Sunday, August 24, 2008

Dread


The pillbox, with a week’s supply of pills untouched, gave away his secret. How could I not have noticed? Worried about the angioplasty and then recovering from it, I became careless…I didn’t check to make sure he was taking his medication. He’d been so good about taking it ever since he got out of the state hospital a year and a half ago. During his 7 months there, they must have indoctrinated him well about the necessity of taking it. But then the antipsychotics triggered diabetes and, in his mind, the solution is not to watch what he eats, but, rather, to stop taking the pills that are the culprit.
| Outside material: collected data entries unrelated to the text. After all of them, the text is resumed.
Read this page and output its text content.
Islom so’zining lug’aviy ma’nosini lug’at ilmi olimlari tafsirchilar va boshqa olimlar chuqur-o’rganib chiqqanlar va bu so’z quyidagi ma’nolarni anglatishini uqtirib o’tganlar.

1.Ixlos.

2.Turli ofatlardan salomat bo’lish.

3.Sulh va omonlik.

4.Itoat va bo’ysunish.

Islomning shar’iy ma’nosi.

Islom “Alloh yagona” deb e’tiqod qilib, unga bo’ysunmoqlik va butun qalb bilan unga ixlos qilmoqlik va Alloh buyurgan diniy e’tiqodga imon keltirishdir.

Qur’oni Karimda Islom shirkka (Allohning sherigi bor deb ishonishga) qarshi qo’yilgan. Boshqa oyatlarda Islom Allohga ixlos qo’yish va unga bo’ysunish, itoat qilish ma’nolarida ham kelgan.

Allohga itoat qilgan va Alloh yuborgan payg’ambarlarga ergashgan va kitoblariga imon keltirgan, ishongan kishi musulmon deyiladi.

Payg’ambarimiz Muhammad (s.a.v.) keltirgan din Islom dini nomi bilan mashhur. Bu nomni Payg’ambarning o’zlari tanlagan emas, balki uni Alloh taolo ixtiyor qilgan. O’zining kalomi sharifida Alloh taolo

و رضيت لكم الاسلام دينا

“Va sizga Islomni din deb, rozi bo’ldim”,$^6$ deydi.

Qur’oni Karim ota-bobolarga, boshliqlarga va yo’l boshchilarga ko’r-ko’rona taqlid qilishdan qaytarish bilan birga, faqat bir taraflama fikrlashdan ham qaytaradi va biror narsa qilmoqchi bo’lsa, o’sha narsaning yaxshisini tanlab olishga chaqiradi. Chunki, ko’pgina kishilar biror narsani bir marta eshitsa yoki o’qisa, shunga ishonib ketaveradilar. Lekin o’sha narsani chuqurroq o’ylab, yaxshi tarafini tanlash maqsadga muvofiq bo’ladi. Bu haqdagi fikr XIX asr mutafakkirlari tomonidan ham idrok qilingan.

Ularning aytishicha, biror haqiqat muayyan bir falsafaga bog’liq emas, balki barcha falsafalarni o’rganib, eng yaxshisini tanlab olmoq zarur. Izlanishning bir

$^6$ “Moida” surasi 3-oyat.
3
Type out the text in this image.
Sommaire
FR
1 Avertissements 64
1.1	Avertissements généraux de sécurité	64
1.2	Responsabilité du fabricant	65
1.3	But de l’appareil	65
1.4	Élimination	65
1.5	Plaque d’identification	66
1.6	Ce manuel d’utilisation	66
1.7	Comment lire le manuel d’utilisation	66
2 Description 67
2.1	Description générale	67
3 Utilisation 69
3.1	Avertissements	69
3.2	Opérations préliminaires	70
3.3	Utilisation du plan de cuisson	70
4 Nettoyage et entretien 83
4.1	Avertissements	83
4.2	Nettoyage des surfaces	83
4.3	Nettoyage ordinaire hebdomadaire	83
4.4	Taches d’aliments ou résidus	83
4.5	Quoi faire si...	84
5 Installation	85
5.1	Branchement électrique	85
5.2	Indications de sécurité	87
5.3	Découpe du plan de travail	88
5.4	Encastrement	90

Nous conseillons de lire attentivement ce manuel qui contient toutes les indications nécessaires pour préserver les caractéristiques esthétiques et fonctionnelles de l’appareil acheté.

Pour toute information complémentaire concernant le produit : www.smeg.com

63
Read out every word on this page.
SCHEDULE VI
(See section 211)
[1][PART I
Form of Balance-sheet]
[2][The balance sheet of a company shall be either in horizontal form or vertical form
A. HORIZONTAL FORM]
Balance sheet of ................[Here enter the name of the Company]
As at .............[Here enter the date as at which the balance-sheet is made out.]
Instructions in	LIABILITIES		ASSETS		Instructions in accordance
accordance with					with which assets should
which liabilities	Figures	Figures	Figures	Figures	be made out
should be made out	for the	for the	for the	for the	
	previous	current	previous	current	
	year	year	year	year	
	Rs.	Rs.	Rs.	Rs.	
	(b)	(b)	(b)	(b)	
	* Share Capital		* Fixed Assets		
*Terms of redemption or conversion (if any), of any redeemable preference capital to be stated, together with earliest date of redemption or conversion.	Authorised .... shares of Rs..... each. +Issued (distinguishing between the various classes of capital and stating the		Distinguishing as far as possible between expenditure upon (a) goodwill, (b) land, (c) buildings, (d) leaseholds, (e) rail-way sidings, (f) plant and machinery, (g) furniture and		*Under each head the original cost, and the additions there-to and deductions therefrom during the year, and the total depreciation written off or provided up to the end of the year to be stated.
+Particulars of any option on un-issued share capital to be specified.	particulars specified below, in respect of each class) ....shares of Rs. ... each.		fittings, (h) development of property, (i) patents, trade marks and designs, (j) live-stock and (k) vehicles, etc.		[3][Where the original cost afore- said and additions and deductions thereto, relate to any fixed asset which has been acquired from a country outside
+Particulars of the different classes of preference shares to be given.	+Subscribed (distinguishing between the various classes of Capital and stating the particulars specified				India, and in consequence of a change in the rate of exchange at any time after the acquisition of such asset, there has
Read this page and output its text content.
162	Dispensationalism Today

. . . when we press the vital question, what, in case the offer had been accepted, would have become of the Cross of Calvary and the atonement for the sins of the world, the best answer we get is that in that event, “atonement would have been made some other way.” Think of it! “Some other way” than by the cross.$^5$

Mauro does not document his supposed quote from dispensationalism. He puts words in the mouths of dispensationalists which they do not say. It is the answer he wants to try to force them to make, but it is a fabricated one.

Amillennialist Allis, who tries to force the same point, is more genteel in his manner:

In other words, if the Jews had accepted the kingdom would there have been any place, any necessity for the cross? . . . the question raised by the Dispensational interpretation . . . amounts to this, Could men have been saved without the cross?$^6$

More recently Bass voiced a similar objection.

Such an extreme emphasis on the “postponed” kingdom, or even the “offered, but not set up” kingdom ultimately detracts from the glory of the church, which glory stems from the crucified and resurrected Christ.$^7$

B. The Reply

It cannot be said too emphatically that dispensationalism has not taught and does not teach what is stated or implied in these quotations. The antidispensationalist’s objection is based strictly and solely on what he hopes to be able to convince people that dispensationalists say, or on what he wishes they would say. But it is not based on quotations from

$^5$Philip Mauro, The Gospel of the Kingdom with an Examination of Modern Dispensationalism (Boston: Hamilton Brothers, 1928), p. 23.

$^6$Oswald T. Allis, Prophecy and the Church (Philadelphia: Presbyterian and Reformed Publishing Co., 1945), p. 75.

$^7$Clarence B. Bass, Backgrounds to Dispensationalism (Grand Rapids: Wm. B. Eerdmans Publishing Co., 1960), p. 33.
I tried to talk to him about it, reminding him that the medication keeps the voices and visions in check, that he’ll probably wind up in the hospital again if he doesn’t take it. But, even when he’s on the medication, it’s not easy to reason with him, and now, after a week without it, he’s even less receptive to rational explanations. “I don’t need it, how long do I have to take it, I don’t need it.” I tried to contain my rising frustration and sense of impending catastrophe. Those familiar feelings of panic and dread stirred within me.

I’m sure it’s just a matter of time…weeks or perhaps days…before the voices become a cacophony, before the bugs and helicopters and angels appear, before the paranoia shakes his world. And, already, I fear the moment when I know it’s time for him to go to the ER. Will he go?